I think we rob the story of its real power when we sanitize Jesus of his humanity. Christmas is when we celebrate God lowering himself to our level.

Paul wrote of it in Philippians 2:5-11, “5 In your relationships with one another, have the same mindset as Christ Jesus:

6 Who, being in very nature[a] God, did not consider equality with God something to be used to his own advantage; 7 rather, he made himself nothing by taking the very nature[b] of a servant, being made in human likeness.  8 And being found in appearance as a man, he humbled himself by becoming obedient to death— even death on a cross!  9 Therefore God exalted him to the highest place and gave him the name that is above every name, 10 that at the name of Jesus every knee should bow, in heaven and on earth and under the earth, 11 and every tongue acknowledge that Jesus Christ is Lord, to the glory of God the Father.”

In coming to earth as a human, Jesus emptied himself of his glory and came to us on our level. He came and was born and lived life just as we do to show us what life can really be like when lived for God. It’s God coming down to us on our level, wherever we’re at, and telling us that he loves us, wants to be with us, and came to save us just like he promised he always would. Jesus came to take us from death to life, from the destruction of sin that causes brokenness and separation, and to prepare us for a life to come in the future.

Christmas is the coming of God to live and breathe and be as a human - the fullness of God in the fullness of humanity. God didn’t try to cheat the system in giving Jesus special God powers so he wouldn’t cry or need food or would know everything from day one. God came to us in Jesus be with us and lead us back to God and God did it by walking directly in our shoes in full humanity, showing us how to live life and be in relationship with God.

In the birth of this baby, we see and celebrate the reconciliation of God and humanity. The birth of Jesus is just as important to our salvation and hope as the cross and the empty grave. In Jesus, we see the full divine revelation that God loves us, and that the time of decay and destruction brought about by sin is drawing to a close, all through the birth of a baby.
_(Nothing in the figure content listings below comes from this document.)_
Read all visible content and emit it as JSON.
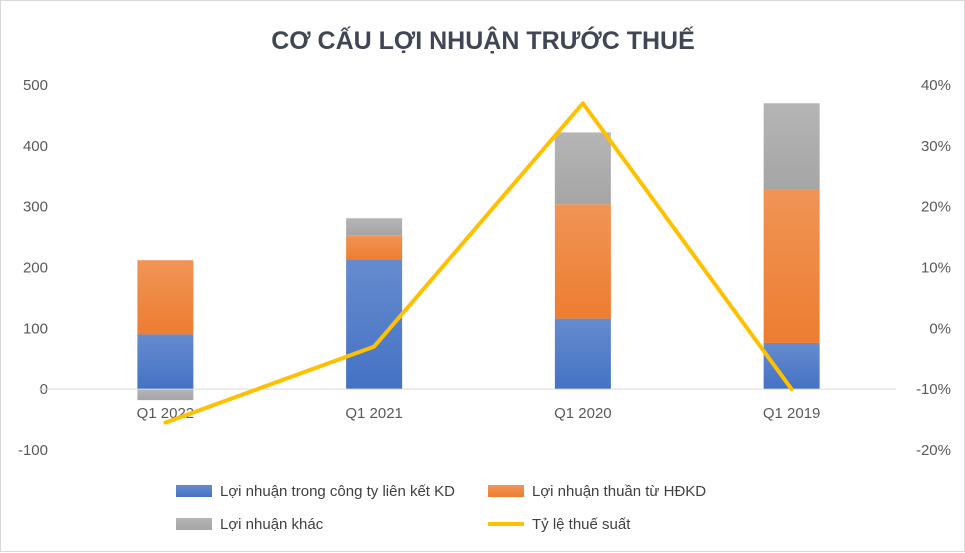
{
  "chart_data": {
    "type": "bar",
    "stacked": true,
    "title": "CƠ CẤU LỢI NHUẬN TRƯỚC THUẾ",
    "categories": [
      "Q1 2022",
      "Q1 2021",
      "Q1 2020",
      "Q1 2019"
    ],
    "series": [
      {
        "name": "Lợi nhuận trong công ty liên kết KD",
        "color": "#4472c4",
        "values": [
          90,
          213,
          116,
          76
        ]
      },
      {
        "name": "Lợi nhuận thuần từ HĐKD",
        "color": "#ed7d31",
        "values": [
          122,
          40,
          188,
          253
        ]
      },
      {
        "name": "Lợi nhuận khác",
        "color": "#a5a5a5",
        "values": [
          -18,
          28,
          118,
          141
        ]
      },
      {
        "name": "Tỷ lệ thuế suất",
        "color": "#ffc000",
        "type": "line",
        "axis": "secondary",
        "values": [
          -15.5,
          -3.0,
          37.0,
          -10.0
        ]
      }
    ],
    "ylim": [
      -100,
      500
    ],
    "yticks": [
      "-100",
      "0",
      "100",
      "200",
      "300",
      "400",
      "500"
    ],
    "y2lim": [
      -20,
      40
    ],
    "y2ticks": [
      "-20%",
      "-10%",
      "0%",
      "10%",
      "20%",
      "30%",
      "40%"
    ],
    "grid": false,
    "legend": "bottom"
  }
}
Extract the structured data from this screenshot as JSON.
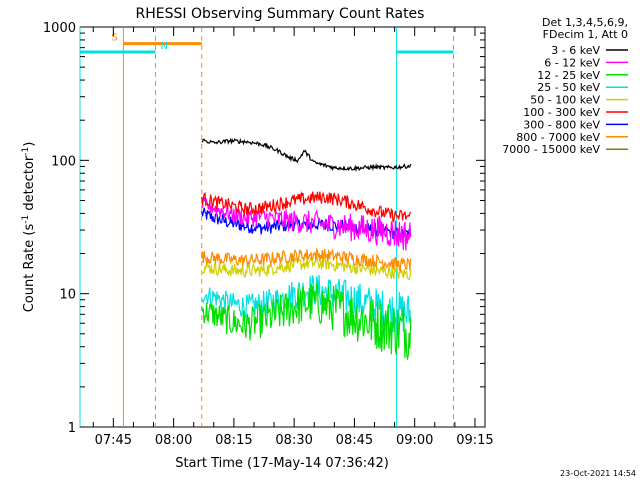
{
  "chart_data": {
    "type": "line",
    "title": "RHESSI Observing Summary Count Rates",
    "xlabel": "Start Time (17-May-14 07:36:42)",
    "ylabel_main": "Count Rate (s",
    "ylabel_sup1": "-1",
    "ylabel_mid": " detector",
    "ylabel_sup2": "-1",
    "ylabel_end": ")",
    "y_scale": "log",
    "ylim": [
      1,
      1000
    ],
    "xlim": [
      "07:36:42",
      "09:17:30"
    ],
    "x_ticks": [
      "07:45",
      "08:00",
      "08:15",
      "08:30",
      "08:45",
      "09:00",
      "09:15"
    ],
    "y_ticks": [
      "1",
      "10",
      "100",
      "1000"
    ],
    "legend_header": [
      "Det 1,3,4,5,6,9,",
      "FDecim 1, Att 0"
    ],
    "legend_position": "top-right",
    "timestamp": "23-Oct-2021 14:54",
    "series": [
      {
        "name": "3 - 6 keV",
        "color": "#000000",
        "x": [
          "08:07:00",
          "08:10:00",
          "08:14:00",
          "08:18:00",
          "08:22:00",
          "08:26:00",
          "08:29:00",
          "08:31:00",
          "08:32:30",
          "08:35:00",
          "08:40:00",
          "08:45:00",
          "08:50:00",
          "08:53:00",
          "08:56:00",
          "08:59:00"
        ],
        "values": [
          142,
          135,
          140,
          138,
          132,
          118,
          104,
          100,
          118,
          96,
          88,
          87,
          89,
          88,
          89,
          91
        ]
      },
      {
        "name": "6 - 12 keV",
        "color": "#ff00ff",
        "x": [
          "08:07:00",
          "08:10:00",
          "08:14:00",
          "08:18:00",
          "08:22:00",
          "08:26:00",
          "08:30:00",
          "08:34:00",
          "08:38:00",
          "08:42:00",
          "08:46:00",
          "08:50:00",
          "08:54:00",
          "08:56:00",
          "08:59:00"
        ],
        "values": [
          47,
          44,
          40,
          37,
          38,
          36,
          35,
          34,
          33,
          32,
          31,
          30,
          29,
          28,
          27
        ]
      },
      {
        "name": "12 - 25 keV",
        "color": "#00e000",
        "x": [
          "08:07:00",
          "08:10:00",
          "08:14:00",
          "08:18:00",
          "08:22:00",
          "08:26:00",
          "08:30:00",
          "08:34:00",
          "08:38:00",
          "08:42:00",
          "08:46:00",
          "08:50:00",
          "08:54:00",
          "08:56:00",
          "08:59:00"
        ],
        "values": [
          7.5,
          7.0,
          6.2,
          5.8,
          6.3,
          7.0,
          8.0,
          8.6,
          8.2,
          7.4,
          6.6,
          6.0,
          5.6,
          5.4,
          5.2
        ]
      },
      {
        "name": "25 - 50 keV",
        "color": "#00e0e0",
        "x": [
          "08:07:00",
          "08:10:00",
          "08:14:00",
          "08:18:00",
          "08:22:00",
          "08:26:00",
          "08:30:00",
          "08:34:00",
          "08:38:00",
          "08:42:00",
          "08:46:00",
          "08:50:00",
          "08:54:00",
          "08:56:00",
          "08:59:00"
        ],
        "values": [
          10,
          9.5,
          8.5,
          8.0,
          8.3,
          9.0,
          10.0,
          10.8,
          10.3,
          9.5,
          8.8,
          8.0,
          7.4,
          7.2,
          7.0
        ]
      },
      {
        "name": "50 - 100 keV",
        "color": "#d0d000",
        "x": [
          "08:07:00",
          "08:10:00",
          "08:14:00",
          "08:18:00",
          "08:22:00",
          "08:26:00",
          "08:30:00",
          "08:34:00",
          "08:38:00",
          "08:42:00",
          "08:46:00",
          "08:50:00",
          "08:54:00",
          "08:56:00",
          "08:59:00"
        ],
        "values": [
          16,
          15.5,
          15,
          14.8,
          15,
          15.8,
          16.5,
          17,
          16.8,
          16.2,
          15.6,
          15,
          14.5,
          14.2,
          14
        ]
      },
      {
        "name": "100 - 300 keV",
        "color": "#ff0000",
        "x": [
          "08:07:00",
          "08:10:00",
          "08:14:00",
          "08:18:00",
          "08:22:00",
          "08:26:00",
          "08:30:00",
          "08:34:00",
          "08:38:00",
          "08:42:00",
          "08:46:00",
          "08:50:00",
          "08:54:00",
          "08:56:00",
          "08:59:00"
        ],
        "values": [
          52,
          49,
          46,
          43,
          44,
          47,
          50,
          52,
          53,
          50,
          46,
          42,
          39,
          38,
          38
        ]
      },
      {
        "name": "300 - 800 keV",
        "color": "#0000ff",
        "x": [
          "08:07:00",
          "08:10:00",
          "08:14:00",
          "08:18:00",
          "08:22:00",
          "08:26:00",
          "08:30:00",
          "08:34:00",
          "08:38:00",
          "08:42:00",
          "08:46:00",
          "08:50:00",
          "08:54:00",
          "08:56:00",
          "08:59:00"
        ],
        "values": [
          40,
          37,
          34,
          32,
          31,
          32,
          33,
          33,
          33,
          32,
          31,
          30,
          29,
          28,
          28
        ]
      },
      {
        "name": "800 - 7000 keV",
        "color": "#ff8c00",
        "x": [
          "08:07:00",
          "08:10:00",
          "08:14:00",
          "08:18:00",
          "08:22:00",
          "08:26:00",
          "08:30:00",
          "08:34:00",
          "08:38:00",
          "08:42:00",
          "08:46:00",
          "08:50:00",
          "08:54:00",
          "08:56:00",
          "08:59:00"
        ],
        "values": [
          19,
          18.5,
          18,
          17.8,
          18,
          18.6,
          19.2,
          19.6,
          19.4,
          18.8,
          18.2,
          17.6,
          17,
          16.6,
          16.4
        ]
      },
      {
        "name": "7000 - 15000 keV",
        "color": "#808000",
        "x": [],
        "values": []
      }
    ],
    "flags": [
      {
        "label": "S",
        "color": "#ff8c00",
        "level": 750,
        "start": "07:47:30",
        "end": "08:07:00"
      },
      {
        "label": "N",
        "color": "#00e0e0",
        "level": 650,
        "start": "07:36:42",
        "end": "07:55:30"
      },
      {
        "label": "",
        "color": "#00e0e0",
        "level": 650,
        "start": "08:55:30",
        "end": "09:09:40"
      }
    ],
    "vlines": [
      {
        "time": "07:36:42",
        "color": "#00e0e0",
        "style": "solid"
      },
      {
        "time": "07:47:30",
        "color": "#ff8c00",
        "style": "solid"
      },
      {
        "time": "07:55:30",
        "color": "#00e0e0",
        "style": "dashed"
      },
      {
        "time": "08:07:00",
        "color": "#ff8c00",
        "style": "dashed"
      },
      {
        "time": "08:55:30",
        "color": "#00e0e0",
        "style": "solid"
      },
      {
        "time": "09:09:40",
        "color": "#00e0e0",
        "style": "dashed"
      }
    ]
  }
}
Jesus came to change life for everyone and to start the insurrection of the Kingdom of God into our world to bring things back to the way they were supposed to be - bringing the fulfillment of God’s promises of rescue, hope, deliverance, and peace.

The beginning of the Kingdom of God on earth is revealed in Jesus and his humble beginnings we celebrate at Christmas - a kingdom of forgiveness, reconciliation, love, and peace. Christmas is only about Christ as he is revealed to people by the Holy Spirit and the message being shared by his people. Unless we, his followers, are faithful in preaching and showing Jesus - God’s revelation of himself to us - he will not be a part of people’s lives or Christmas. God revealed himself to us in Jesus, so this Christmas season, go and reveal Jesus through your life.